Right, exactly, I highly doubt the facility went into any kind of actual uncontrolled thermal rise. This is news because they had to take such drastic actions. I'm sure its common that they force spot prices up (probably way up) to compensate for reduced capacity due to events, I'm sure they even sometimes fake no capacity for similar reasons. No capacity means "I don't want to turn on your node" not merely "I don't have any more physical servers I could turn up for you".
This is news because they powered off some non-preemptible customer loads, which actually makes me wonder if you saw that chain of events occur here.

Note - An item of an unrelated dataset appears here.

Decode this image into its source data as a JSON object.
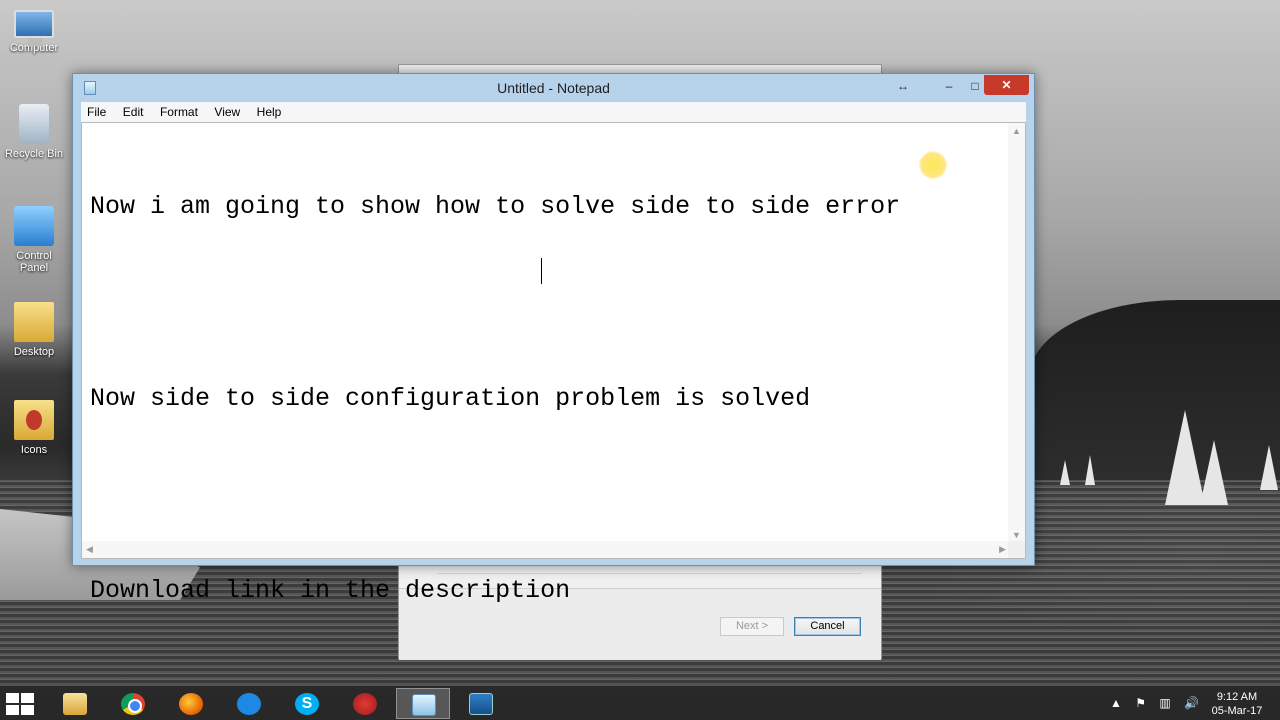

spot prices rise -> new instance availability goes to 0 -> preemptible instances go dark -> normal instances go dark.
A decade ago it was trivial to just tell the hypervisor to reduce the cpu fraction of all VMs by half and leave half unallocated. Now, it's much more complicated and definitely would be user visible.
Some fail below 100% too.
But this is the physical world, shit happens.
The algorithm didn't know that fuse was lose and fine at 50% duty cycle but was high resistance and going to blow at 100%.